Gangs Of London (prima stagione): la recensione
A partire dalla maniera in cui Gomorra ha cambiato le serie Gangs Of London costruisce una racconto calvinista, multirazziale e violentissimo
Gomorra - La serie non è passata invano nel Regno Unito.
Gangs of London riprende senza dubbi o esitazioni il mood, il modo di trattare i criminali come una famiglia reale, la serietà del contesto e la maniera di far interagire i personaggi, senza contare proprio le scelte di fotografia di Gomorra. È la loro versione, identificata dal fatto di essere una storia di mafia multirazziale, in cui le fazioni che si scontrano si differenziano innanzitutto culturalmente ma devono in qualche modo convivere (fino a che non si fanno la guerra).

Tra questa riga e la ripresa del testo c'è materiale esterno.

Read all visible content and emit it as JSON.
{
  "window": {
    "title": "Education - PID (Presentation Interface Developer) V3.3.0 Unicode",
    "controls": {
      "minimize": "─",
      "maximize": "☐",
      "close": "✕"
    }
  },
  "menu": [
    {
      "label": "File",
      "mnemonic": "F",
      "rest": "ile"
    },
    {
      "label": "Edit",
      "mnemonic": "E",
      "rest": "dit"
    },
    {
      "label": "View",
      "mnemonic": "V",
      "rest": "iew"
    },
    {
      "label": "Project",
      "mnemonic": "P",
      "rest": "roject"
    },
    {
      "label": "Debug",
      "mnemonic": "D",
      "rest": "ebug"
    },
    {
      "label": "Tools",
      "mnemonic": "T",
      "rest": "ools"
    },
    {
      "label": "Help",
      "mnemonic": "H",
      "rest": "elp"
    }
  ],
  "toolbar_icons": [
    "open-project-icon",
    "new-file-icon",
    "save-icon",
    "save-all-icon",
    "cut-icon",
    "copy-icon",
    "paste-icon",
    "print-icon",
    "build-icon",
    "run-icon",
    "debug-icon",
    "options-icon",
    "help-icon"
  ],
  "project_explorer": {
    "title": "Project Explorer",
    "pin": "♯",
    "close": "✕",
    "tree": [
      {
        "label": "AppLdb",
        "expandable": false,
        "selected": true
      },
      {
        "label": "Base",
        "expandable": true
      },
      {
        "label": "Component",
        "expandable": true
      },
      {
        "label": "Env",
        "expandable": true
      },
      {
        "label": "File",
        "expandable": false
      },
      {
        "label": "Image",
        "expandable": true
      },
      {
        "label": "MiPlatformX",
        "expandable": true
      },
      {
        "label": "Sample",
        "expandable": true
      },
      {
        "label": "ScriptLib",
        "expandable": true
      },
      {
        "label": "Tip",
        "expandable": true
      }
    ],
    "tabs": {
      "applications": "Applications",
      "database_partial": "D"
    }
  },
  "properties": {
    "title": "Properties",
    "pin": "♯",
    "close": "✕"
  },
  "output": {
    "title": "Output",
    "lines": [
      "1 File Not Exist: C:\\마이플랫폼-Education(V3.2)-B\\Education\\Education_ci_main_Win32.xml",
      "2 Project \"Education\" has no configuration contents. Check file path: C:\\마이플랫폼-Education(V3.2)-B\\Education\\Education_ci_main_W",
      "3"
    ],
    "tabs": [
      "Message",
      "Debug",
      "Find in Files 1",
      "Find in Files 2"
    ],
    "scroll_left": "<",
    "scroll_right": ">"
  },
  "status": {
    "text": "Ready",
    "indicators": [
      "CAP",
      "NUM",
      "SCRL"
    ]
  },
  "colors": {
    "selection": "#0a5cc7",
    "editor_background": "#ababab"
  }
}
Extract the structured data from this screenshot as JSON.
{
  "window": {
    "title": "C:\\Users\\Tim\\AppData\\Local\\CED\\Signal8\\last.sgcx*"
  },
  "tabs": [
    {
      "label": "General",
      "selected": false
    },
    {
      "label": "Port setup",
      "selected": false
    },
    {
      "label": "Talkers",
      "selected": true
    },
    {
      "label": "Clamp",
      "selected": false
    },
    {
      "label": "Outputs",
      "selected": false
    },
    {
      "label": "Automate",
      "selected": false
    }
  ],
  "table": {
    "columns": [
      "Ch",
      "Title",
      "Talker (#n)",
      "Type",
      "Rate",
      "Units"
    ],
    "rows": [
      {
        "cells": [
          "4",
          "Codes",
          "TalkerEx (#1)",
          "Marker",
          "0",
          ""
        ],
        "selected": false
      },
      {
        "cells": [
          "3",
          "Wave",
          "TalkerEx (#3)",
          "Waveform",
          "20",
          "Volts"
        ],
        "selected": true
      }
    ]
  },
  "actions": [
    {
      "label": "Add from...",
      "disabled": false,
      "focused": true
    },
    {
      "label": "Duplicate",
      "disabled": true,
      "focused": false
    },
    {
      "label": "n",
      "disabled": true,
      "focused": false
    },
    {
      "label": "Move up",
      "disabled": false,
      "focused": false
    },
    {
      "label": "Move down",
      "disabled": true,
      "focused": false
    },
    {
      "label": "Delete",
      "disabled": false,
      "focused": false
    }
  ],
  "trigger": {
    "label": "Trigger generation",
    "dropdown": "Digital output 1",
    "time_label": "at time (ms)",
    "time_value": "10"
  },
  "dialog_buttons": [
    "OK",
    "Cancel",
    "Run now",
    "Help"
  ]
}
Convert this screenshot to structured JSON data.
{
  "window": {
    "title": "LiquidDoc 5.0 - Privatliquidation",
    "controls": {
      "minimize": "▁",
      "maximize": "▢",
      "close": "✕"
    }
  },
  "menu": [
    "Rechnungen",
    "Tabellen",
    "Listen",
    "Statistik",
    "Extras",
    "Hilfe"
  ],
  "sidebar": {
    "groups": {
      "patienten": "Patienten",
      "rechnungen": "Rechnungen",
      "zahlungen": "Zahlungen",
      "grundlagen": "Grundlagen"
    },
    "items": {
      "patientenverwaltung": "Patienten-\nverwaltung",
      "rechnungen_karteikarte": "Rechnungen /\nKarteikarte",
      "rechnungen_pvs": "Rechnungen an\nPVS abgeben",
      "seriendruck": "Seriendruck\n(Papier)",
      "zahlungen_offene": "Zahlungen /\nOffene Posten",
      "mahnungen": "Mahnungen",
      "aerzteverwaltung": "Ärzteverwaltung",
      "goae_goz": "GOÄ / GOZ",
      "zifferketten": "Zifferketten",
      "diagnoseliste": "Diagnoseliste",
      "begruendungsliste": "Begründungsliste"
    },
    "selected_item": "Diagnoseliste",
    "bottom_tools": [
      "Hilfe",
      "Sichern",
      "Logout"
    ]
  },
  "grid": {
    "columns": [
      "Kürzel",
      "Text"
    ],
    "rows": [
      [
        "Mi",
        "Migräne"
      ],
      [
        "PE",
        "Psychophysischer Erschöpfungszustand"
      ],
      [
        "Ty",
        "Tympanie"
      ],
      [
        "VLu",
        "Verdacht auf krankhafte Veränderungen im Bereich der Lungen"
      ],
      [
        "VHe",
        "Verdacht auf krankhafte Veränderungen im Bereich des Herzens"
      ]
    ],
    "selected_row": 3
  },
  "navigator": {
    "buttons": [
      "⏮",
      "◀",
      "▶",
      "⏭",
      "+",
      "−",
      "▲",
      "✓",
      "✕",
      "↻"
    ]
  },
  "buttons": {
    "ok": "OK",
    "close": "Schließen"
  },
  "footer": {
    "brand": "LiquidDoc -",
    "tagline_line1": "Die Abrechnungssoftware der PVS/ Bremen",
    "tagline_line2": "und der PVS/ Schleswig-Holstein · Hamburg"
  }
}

In questa storia si inseriscono due elementi di intreccio semplicissimi, quasi basilari. Il primo è che qualcuno ha ucciso il patriarca di una famiglia potente ma anche divisa al proprio interno, e quindi non stupisce nessuno che il figlio delfino parta alla ricerca violenta del responsabile. Il secondo è che all’interno di questa famiglia, in una posizione da sgherro ma con crescente fiducia, c’è un infiltrato della polizia. Gangs Of London comprime tante stagioni in una, ci sono svelamenti, eventi e cambi di tono come si vedono nelle prime tre annate di Gomorra e quel che accade a partire da questi presupposti classici, cerca il più possibile di virare verso l’assurdo ma plausibile.
A cambiare è invece la maniera in cui è raccontato questo grande intreccio di diverse gang criminali, con diverse usanze e diversi obiettivi o anche solo percorsi per mettere le mani su Londra. Gangs Of London ha un grande problema di narrazione. Gli manca la caratteristica principale di qualsiasi serie di successo, la clamorosa chiarezza che rende possibile seguire un racconto anche senza prestare eccessiva attenzione, o che almeno fa sì che con il solo riassuntino che precede la puntata ci si possa mettere in pari. L’ansia di accumulare e di far lavorare lo spettatore qui è tale che ci si perde spesso e nonostante i molti eventi e il passo svelto si può sconfinare anche nella noia, sperduti in mezzo a trame intrecciate che prendono troppe strade diverse.
E non stupisce in questo senso che la nostra porta d’ingresso nella serie sia il poliziotto infiltrato, l’uomo che deve fingersi malavitoso e per questo perdere tutto, correre più di tutti e lavorare il doppio degli altri per averne la fiducia. Non a caso un afro-britannico, qualcuno la cui credibilità è tutta da conquistare in una famiglia bianchissima. Se a Scampia il successo è una questione di famiglia, di quella cui appartieni o di quella che devi creare, a Londra chiunque può farsi strada ma con un eccesso di violenza, con una fatica fisica che non ha paragoni. È l’etica del grande lavoro applicata alla mafia che diventa anche l’inevitabile dovere di chi è immigrato di portare il doppio dei risultati.
Nella società più multiculturale d’Europa, che attrae persone diverse da provenienze diverse per fare affari, anche la malavita sembra seguire le stesse regole. Allora una famiglia tradizionale si contamina con nuovi ingressi, un possibile sindaco indiano ha dietro di sé una gang mafiosa, degli arabi con interessi in Medio Oriente sono presenti per raccogliere denaro e anche gli africani sembrano trovarsi a casa loro con i loro metodi. Intorno al cantiere di un grattacielo (che è il simbolo della serie) Londra sembra aperta per fare affari con tutti ma non tutti alla stessa maniera. In cima sempre la tradizione, chi è lì da tanto, in fondo chi è percepito come una novità, un elemento alieno. Intorno il mondo.